Seu veterinário disse que não teria melhora e o sofrimento continuaria, não teria sentido deixa-la sofrer mais, não teria sentido tamanho egoísmo de Suzane querendo mantê-la em uma redoma de vidro em casa. A decisão era de Suzane.
Não tem descrição para a dor daquele momento, tamanha dor em seu coração, seu peito rasgava como se houvesse um bisturi a cortando sem ao menos uma anestesia. Nesse momento, procurou Filipi, que também sentiu tamanha dor, mas sabia que era o melhor a ser feito.
A despedida foi pavorosa e suas palavras de adeus comiam sua alma.
- Adeus minha filha! A mamãe vai te dar paz e acabar com seu sofrimento. Não sentirás mais dor, e no céu dos cachorrinhos você estará. E nunca a esquecerei. Serás a Catarina, minha filha.
Suzane a amava incondicionalmente, e essas palavras partiram seu coração. Mesmo sabendo que era o que deveria fazer.
Desde então, Suzane não teve paz, cada vez que fechava seus olhos aquela cena estava na sua mente.
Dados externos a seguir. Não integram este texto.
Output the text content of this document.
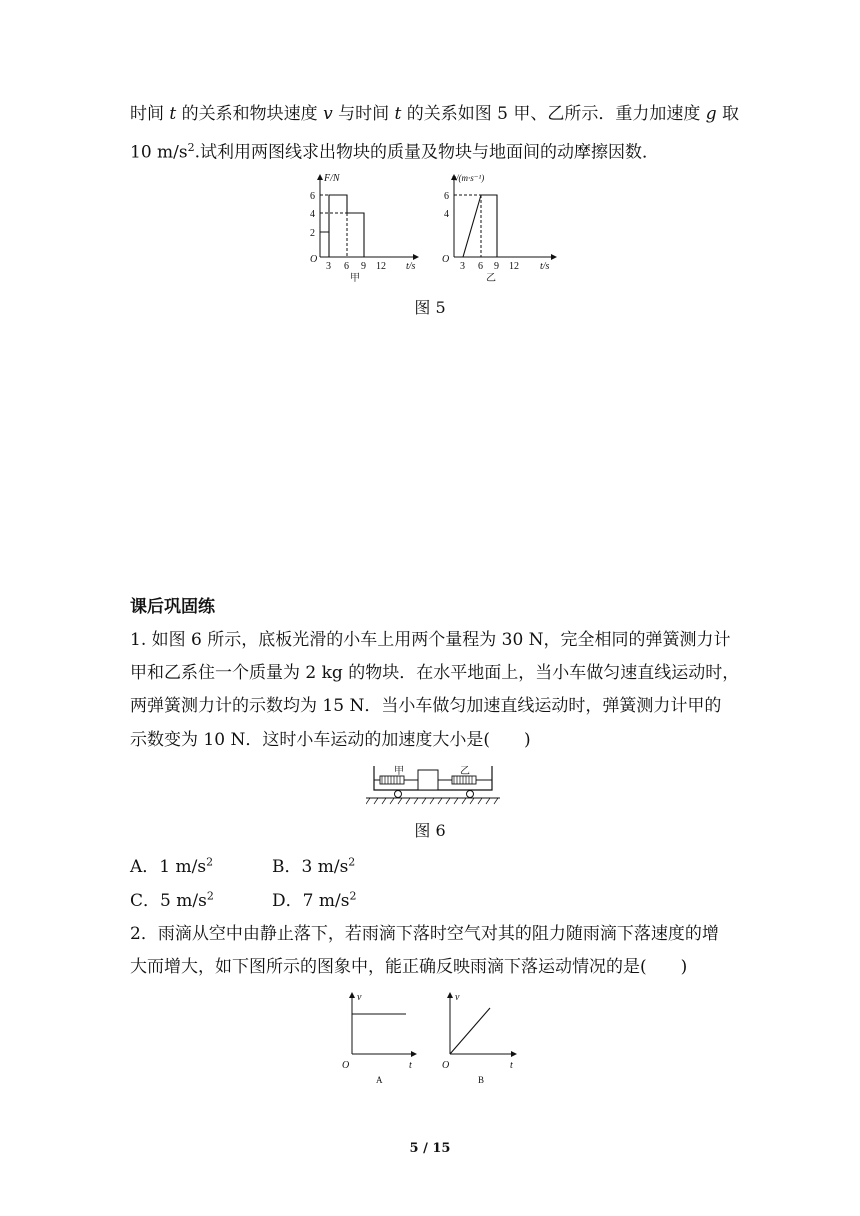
时间 t 的关系和物块速度 v 与时间 t 的关系如图 5 甲、乙所示．重力加速度 g 取
10 $m/s^2$.试利用两图线求出物块的质量及物块与地面间的动摩擦因数．
F/N
6
4
2
O
3 6 9 12 t/s
甲
v/(m·s⁻¹)
6
4
O
3 6 9 12 t/s
乙
图 5
课后巩固练
1. 如图 6 所示，底板光滑的小车上用两个量程为 30 N，完全相同的弹簧测力计
甲和乙系住一个质量为 2 kg 的物块．在水平地面上，当小车做匀速直线运动时，
两弹簧测力计的示数均为 15 N．当小车做匀加速直线运动时，弹簧测力计甲的
示数变为 10 N．这时小车运动的加速度大小是(　　)
甲	乙
图 6
A．1 $m/s^2$	B．3 $m/s^2$
C．5 $m/s^2$	D．7 $m/s^2$
2．雨滴从空中由静止落下，若雨滴下落时空气对其的阻力随雨滴下落速度的增
大而增大，如下图所示的图象中，能正确反映雨滴下落运动情况的是(　　)
v
t
O
A
v
t
O
B
5 / 15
A lembrança daquela manhã permaneceu intacta na sua memória e a dor continuou nos dias que passaram.
Suzane não cultiva a mesma alegria de antes, não tem noção de quando a vida voltará a sorrir novamente. A mesma possui uma vida solitária, e desde então mais solitária ficou.
Vivendo de lembranças e tentando buscar objetivos para que consiga ao menos deixar Catarina na saudade, na saudade boa, aquela que quando aparece na lembrança gera sorrisos. Sorrisos por ter feito parte da vida de Catarina.